Bu konudaki klasik Amerikan yaklaşımını bilirsiniz. Açıklamanın yapılması gereken o kadar çok kişiyle karşılaşılmıştır ki, artık soru gelmeden “KK# olarak ön yüzdeki on altı haneli numarayı girin” diye otomatik olarak talimat verilmeye başlanır. Tabii, burada Türkiye gerçekleri açısından çeşitli sıkıntılar görüyorum.

Öncelikle Türk halkından ne kadar kötü bir örnek kitleyle karşılaşılmış olmalı ki, parasıyla ilgili dikkati en üst seviyede insanlardan oluşan bu toplumun içinde kredi kartı numarasının ne olduğunu bilmeden kredi kartı sahibi olacak dikkate değer sayıda insanlar olacağı varsayılabiliyor?

Bunun yanında, çağrı merkezinin robot yazılımı, ya da IVR’ı, o kadar yüksek teknolojiyle ve fakat o kadar kötü dizayn edilmiş ki, söz konusu mutena şirketimiz memleket sathına yayılmış binlerce tahsilat noktası işletmek zorunda kalıyor, buna para harcıyor falan. Bunlar dururken bu çağrı merkezini, bu IVR’ı kullanmak konusunda ısrar ve başarı gösterecek kitlenin en azından biraz okumuş yazmış olmaması, KK bilgileri nasıl kullanılır diye basit bir şeyi bilmemesi nasıl mümkün oluyor, ya da olduğu varsayılabiliyor?

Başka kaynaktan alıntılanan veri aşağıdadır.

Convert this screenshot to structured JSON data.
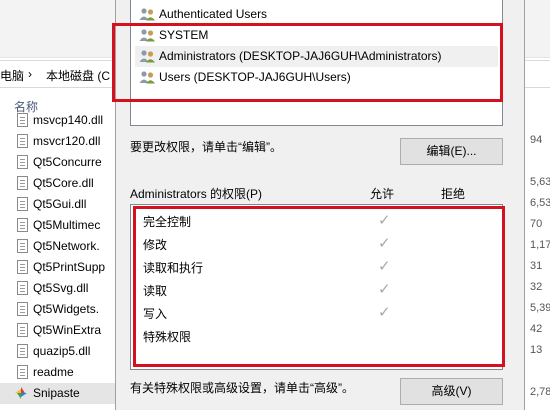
{
  "explorer": {
    "breadcrumb": [
      "电脑",
      "本地磁盘 (C"
    ],
    "column_header": "名称",
    "files": [
      {
        "name": "msvcp140.dll",
        "icon": "dll-file-icon"
      },
      {
        "name": "msvcr120.dll",
        "icon": "dll-file-icon"
      },
      {
        "name": "Qt5Concurre",
        "icon": "dll-file-icon"
      },
      {
        "name": "Qt5Core.dll",
        "icon": "dll-file-icon"
      },
      {
        "name": "Qt5Gui.dll",
        "icon": "dll-file-icon"
      },
      {
        "name": "Qt5Multimec",
        "icon": "dll-file-icon"
      },
      {
        "name": "Qt5Network.",
        "icon": "dll-file-icon"
      },
      {
        "name": "Qt5PrintSupp",
        "icon": "dll-file-icon"
      },
      {
        "name": "Qt5Svg.dll",
        "icon": "dll-file-icon"
      },
      {
        "name": "Qt5Widgets.",
        "icon": "dll-file-icon"
      },
      {
        "name": "Qt5WinExtra",
        "icon": "dll-file-icon"
      },
      {
        "name": "quazip5.dll",
        "icon": "dll-file-icon"
      },
      {
        "name": "readme",
        "icon": "text-file-icon"
      },
      {
        "name": "Snipaste",
        "icon": "snipaste-app-icon"
      }
    ],
    "sizes": [
      "",
      "94",
      "",
      "5,63",
      "6,53",
      "70",
      "1,17",
      "31",
      "32",
      "5,39",
      "42",
      "13",
      "",
      "2,78"
    ]
  },
  "dialog": {
    "users": [
      {
        "name": "Authenticated Users",
        "icon": "user-group-icon"
      },
      {
        "name": "SYSTEM",
        "icon": "user-group-icon"
      },
      {
        "name": "Administrators (DESKTOP-JAJ6GUH\\Administrators)",
        "icon": "user-group-icon"
      },
      {
        "name": "Users (DESKTOP-JAJ6GUH\\Users)",
        "icon": "user-group-icon"
      }
    ],
    "change_hint": "要更改权限，请单击“编辑”。",
    "edit_button": "编辑(E)...",
    "perm_label": "Administrators 的权限(P)",
    "allow_header": "允许",
    "deny_header": "拒绝",
    "permissions": [
      {
        "name": "完全控制",
        "allow": true
      },
      {
        "name": "修改",
        "allow": true
      },
      {
        "name": "读取和执行",
        "allow": true
      },
      {
        "name": "读取",
        "allow": true
      },
      {
        "name": "写入",
        "allow": true
      },
      {
        "name": "特殊权限",
        "allow": false
      }
    ],
    "advanced_hint": "有关特殊权限或高级设置，请单击“高级”。",
    "advanced_button": "高级(V)",
    "check_glyph": "✓"
  },
  "colors": {
    "highlight_frame": "#d6111f",
    "check": "#a8a8a8"
  }
}
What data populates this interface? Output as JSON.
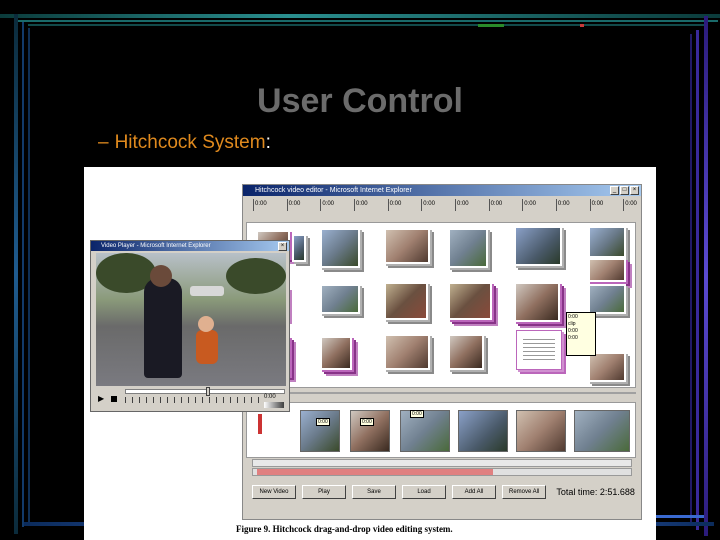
{
  "slide": {
    "title": "User Control",
    "bullet_dash": "–",
    "bullet_text": "Hitchcock System",
    "bullet_colon": ":"
  },
  "editor": {
    "title": "Hitchcock video editor - Microsoft Internet Explorer",
    "timeline_ticks": [
      "0:00",
      "0:00",
      "0:00",
      "0:00",
      "0:00",
      "0:00",
      "0:00",
      "0:00",
      "0:00",
      "0:00",
      "0:00",
      "0:00"
    ],
    "tooltip_lines": [
      "0:00",
      "clip",
      "0:00",
      "0:00"
    ],
    "storyboard_badges": [
      "0:00",
      "0:00",
      "0:00"
    ],
    "buttons": [
      "New Video",
      "Play",
      "Save",
      "Load",
      "Add All",
      "Remove All"
    ],
    "total_time": "Total time: 2:51.688"
  },
  "player": {
    "title": "Video Player - Microsoft Internet Explorer",
    "time": "0:00",
    "progress": 0.52
  },
  "figure": {
    "caption_label": "Figure 9.",
    "caption_text": "Hitchcock drag-and-drop video editing system."
  },
  "colors": {
    "title_gray": "#6b6b6b",
    "bullet_orange": "#e08a1e",
    "pile_purple": "#bb66bb"
  }
}
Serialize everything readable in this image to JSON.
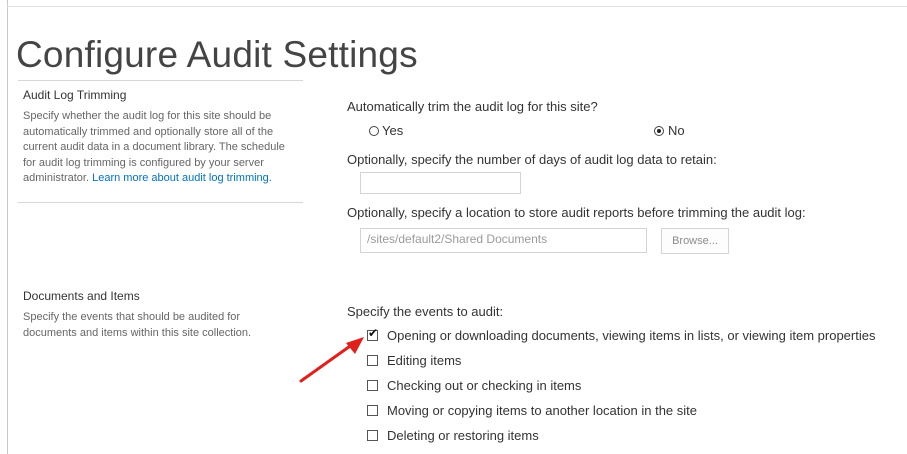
{
  "page": {
    "title": "Configure Audit Settings"
  },
  "audit_log_trimming": {
    "heading": "Audit Log Trimming",
    "description_lines": [
      "Specify whether the audit log for this site should be",
      "automatically trimmed and optionally store all of the",
      "current audit data in a document library. The schedule",
      "for audit log trimming is configured by your server",
      "administrator."
    ],
    "learn_more_link": "Learn more about audit log trimming.",
    "trim_question": "Automatically trim the audit log for this site?",
    "option_yes": "Yes",
    "option_no": "No",
    "selected_option": "No",
    "days_label": "Optionally, specify the number of days of audit log data to retain:",
    "days_value": "",
    "location_label": "Optionally, specify a location to store audit reports before trimming the audit log:",
    "location_value": "/sites/default2/Shared Documents",
    "browse_label": "Browse..."
  },
  "documents_and_items": {
    "heading": "Documents and Items",
    "description_lines": [
      "Specify the events that should be audited for",
      "documents and items within this site collection."
    ],
    "events_label": "Specify the events to audit:",
    "events": [
      {
        "label": "Opening or downloading documents, viewing items in lists, or viewing item properties",
        "checked": true
      },
      {
        "label": "Editing items",
        "checked": false
      },
      {
        "label": "Checking out or checking in items",
        "checked": false
      },
      {
        "label": "Moving or copying items to another location in the site",
        "checked": false
      },
      {
        "label": "Deleting or restoring items",
        "checked": false
      }
    ]
  },
  "colors": {
    "link": "#0072c6",
    "annotation_arrow": "#e0201b"
  },
  "icons": {
    "arrow": "red-arrow-pointer-icon",
    "check": "checkmark-icon"
  }
}
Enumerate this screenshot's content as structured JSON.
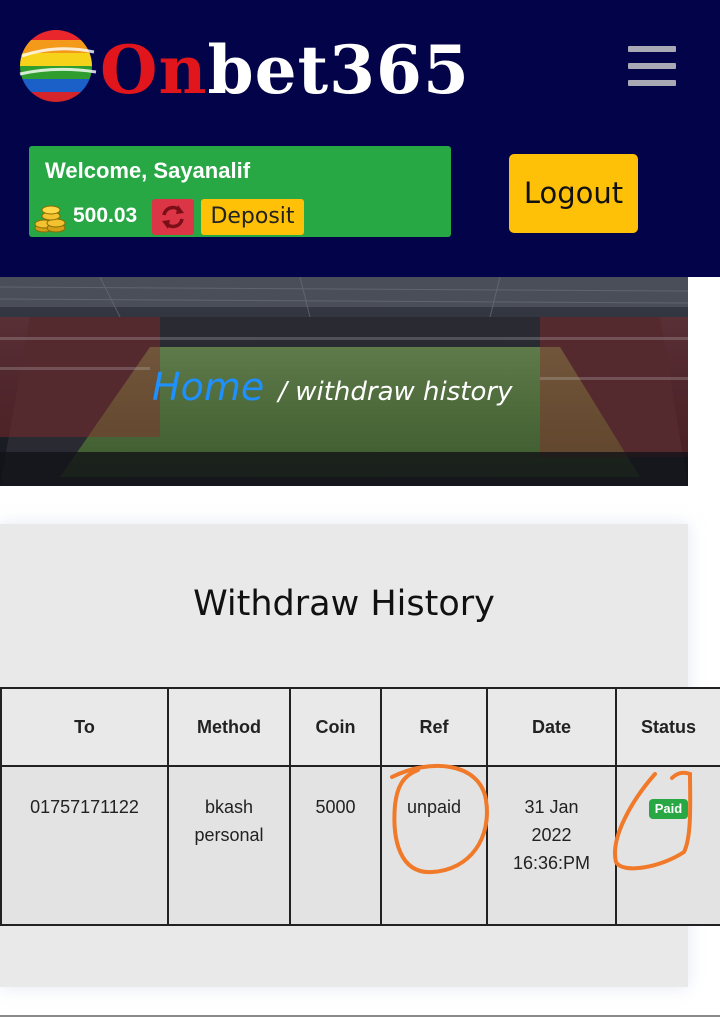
{
  "header": {
    "logo_prefix": "On",
    "logo_suffix": "bet365",
    "welcome": "Welcome, Sayanalif",
    "balance": "500.03",
    "deposit_label": "Deposit",
    "logout_label": "Logout"
  },
  "breadcrumb": {
    "home": "Home",
    "current": "/ withdraw history"
  },
  "page": {
    "title": "Withdraw History"
  },
  "table": {
    "headers": [
      "To",
      "Method",
      "Coin",
      "Ref",
      "Date",
      "Status"
    ],
    "rows": [
      {
        "to": "01757171122",
        "method_line1": "bkash",
        "method_line2": "personal",
        "coin": "5000",
        "ref": "unpaid",
        "date_line1": "31 Jan",
        "date_line2": "2022",
        "date_line3": "16:36:PM",
        "status": "Paid"
      }
    ]
  },
  "colors": {
    "header_bg": "#03034a",
    "welcome_green": "#28a745",
    "button_yellow": "#ffc107",
    "refresh_red": "#dc3545",
    "link_blue": "#1e90ff",
    "annotation_orange": "#f07a2a"
  },
  "icons": [
    "logo-ball-icon",
    "menu-icon",
    "coins-icon",
    "refresh-icon"
  ]
}
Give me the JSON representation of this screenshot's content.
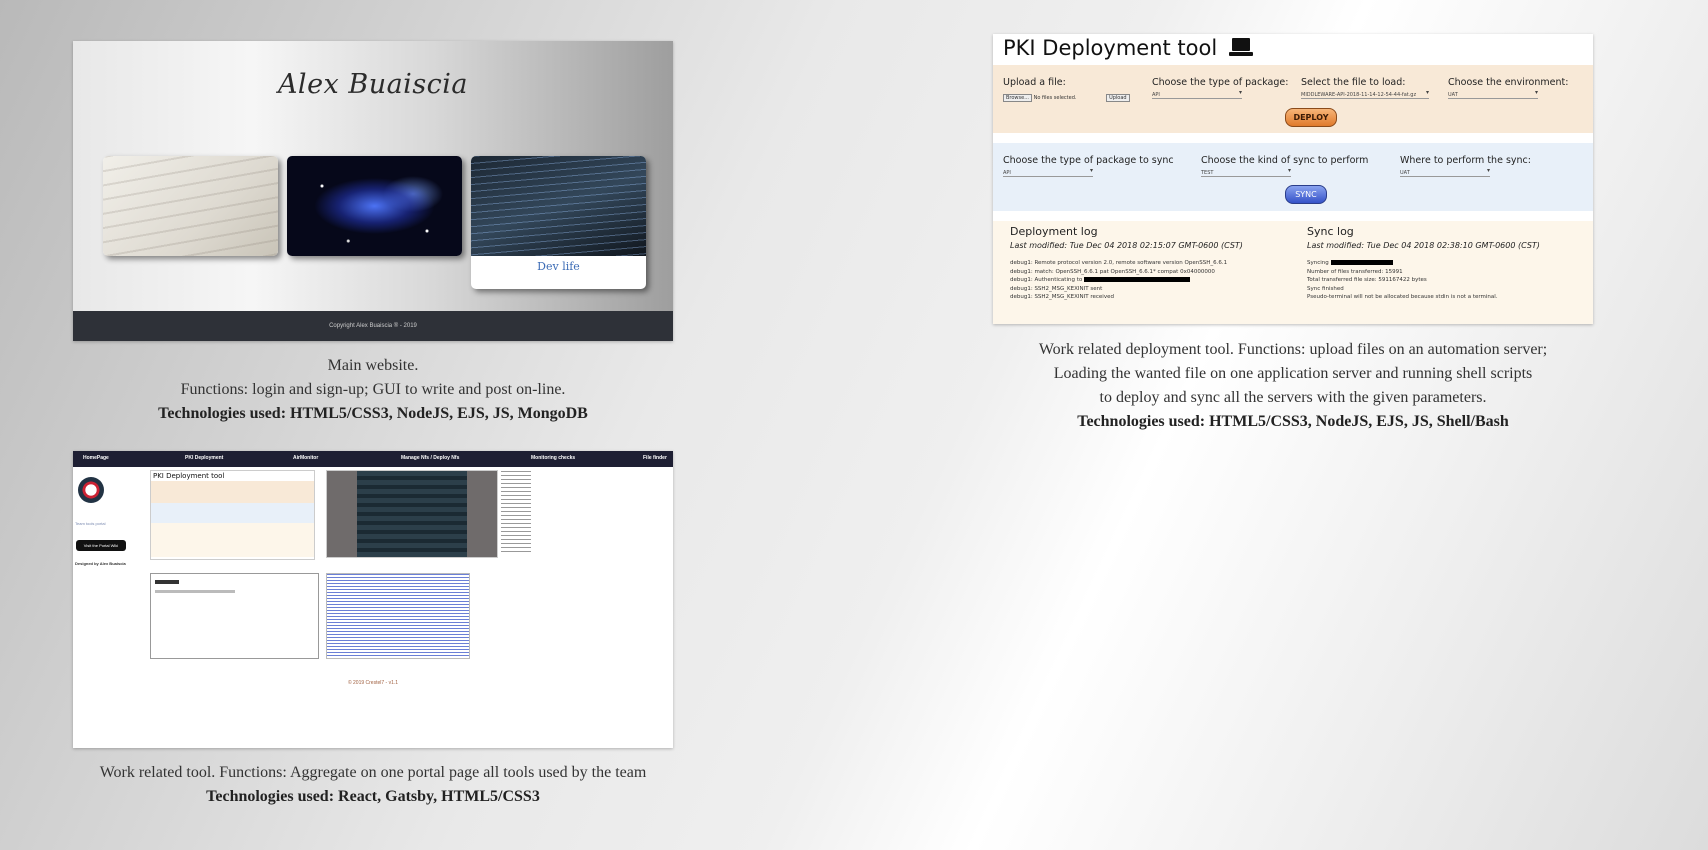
{
  "project1": {
    "site": {
      "signature": "Alex Buaiscia",
      "cards": [
        {
          "name": "writing",
          "label": ""
        },
        {
          "name": "space",
          "label": ""
        },
        {
          "name": "dev",
          "label": "Dev life"
        }
      ],
      "footer": "Copyright Alex Buaiscia ® - 2019"
    },
    "caption": {
      "line1": "Main website.",
      "line2": "Functions: login and sign-up; GUI to write and post on-line.",
      "tech": "Technologies used: HTML5/CSS3, NodeJS, EJS, JS, MongoDB"
    }
  },
  "project2": {
    "site": {
      "title": "PKI Deployment tool",
      "upload_label": "Upload a file:",
      "browse_label": "Browse...",
      "no_file": "No files selected.",
      "upload_button": "Upload",
      "package_label": "Choose the type of package:",
      "package_value": "API",
      "file_label": "Select the file to load:",
      "file_value": "MIDDLEWARE-API-2018-11-14-12-54-44-fat.gz",
      "env_label": "Choose the environment:",
      "env_value": "UAT",
      "deploy_button": "DEPLOY",
      "sync_package_label": "Choose the type of package to sync",
      "sync_package_value": "API",
      "sync_kind_label": "Choose the kind of sync to perform",
      "sync_kind_value": "TEST",
      "sync_where_label": "Where to perform the sync:",
      "sync_where_value": "UAT",
      "sync_button": "SYNC",
      "deploy_log": {
        "title": "Deployment log",
        "modified": "Last modified: Tue Dec 04 2018 02:15:07 GMT-0600 (CST)",
        "lines": [
          "debug1: Remote protocol version 2.0, remote software version OpenSSH_6.6.1",
          "debug1: match: OpenSSH_6.6.1 pat OpenSSH_6.6.1* compat 0x04000000",
          "debug1: Authenticating to",
          "debug1: SSH2_MSG_KEXINIT sent",
          "debug1: SSH2_MSG_KEXINIT received"
        ]
      },
      "sync_log": {
        "title": "Sync log",
        "modified": "Last modified: Tue Dec 04 2018 02:38:10 GMT-0600 (CST)",
        "lines": [
          "Syncing",
          "Number of files transferred: 15991",
          "Total transferred file size: 591167422 bytes",
          "Sync finished",
          "Pseudo-terminal will not be allocated because stdin is not a terminal."
        ]
      }
    },
    "caption": {
      "line1": "Work related deployment tool. Functions: upload files on an automation server;",
      "line2": "Loading the wanted file on one application server and running shell scripts",
      "line3": "to deploy and sync all the servers with the given parameters.",
      "tech": "Technologies used: HTML5/CSS3, NodeJS, EJS, JS, Shell/Bash"
    }
  },
  "project3": {
    "site": {
      "nav": [
        "HomePage",
        "PKI Deployment",
        "AirMonitor",
        "Manage Nfs / Deploy Nfs",
        "Monitoring checks",
        "File finder"
      ],
      "side_text": "Team tools portal",
      "side_button": "Visit the Portal Wiki",
      "designed_by": "Designed by Alex Buaiscia",
      "inner_title": "PKI Deployment tool",
      "footer": "© 2019 Crestel7 - v1.1"
    },
    "caption": {
      "line1": "Work related tool. Functions: Aggregate on one portal page all tools used by the team",
      "tech": "Technologies used: React, Gatsby, HTML5/CSS3"
    }
  }
}
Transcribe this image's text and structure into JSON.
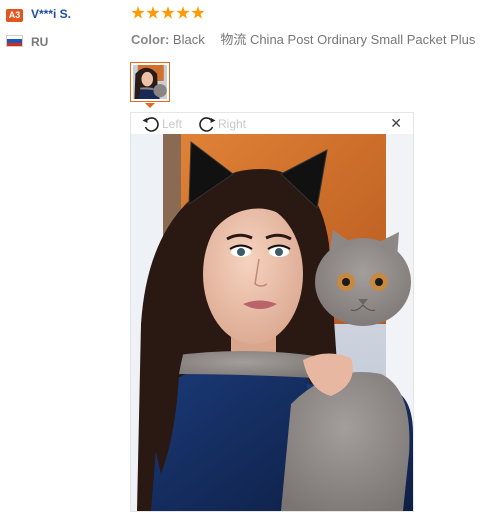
{
  "reviewer": {
    "level_badge": "A3",
    "name": "V***i S.",
    "country_code": "RU"
  },
  "review": {
    "rating": 5,
    "color_label": "Color:",
    "color_value": "Black",
    "shipping_value": "物流 China Post Ordinary Small Packet Plus"
  },
  "image_viewer": {
    "rotate_left_label": "Left",
    "rotate_right_label": "Right",
    "close_glyph": "✕"
  },
  "colors": {
    "accent_orange": "#ff9a00",
    "thumb_border": "#e46a1a",
    "name_link": "#1d4fa0",
    "badge_bg": "#e3551f"
  }
}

Ben açıkçası burada, eski deyimiyle velinimet olan müşteriyi aşağı görme dışında makul bir açıklama bulamıyorum.

Bunların yanında yukarıda da vurguladığım on altı haneli rakam konusu var. Benim KK numaram on beş haneliyse ne olacak? Beraberinde, KK son kullanma tarihinin hangi formatta girileceğinin söylenmiyor olması konusu var. MM/YY istiyormuş ama denemeden bilmek mümkün değil. Bu arada kullanılan CRM’in hatalı/eksik mesajlar vermesi var. Ödeme talimatı gelen faturanın bankaya iletilmemesi var. Var da var…

Bunların hepsini bir araya getirince işini düzgün yapmaktan aciz ve maaşını ödeyen müşterilerini aşağı gören bir grup insandan başka açıklama bulamıyorum. Ortada bir aptallık olduğu kesin ama, kaynağı bazılarının varsaydığı ve ikinci sınıf gördüğü insanlar, müşteriler, tüketiciler değil.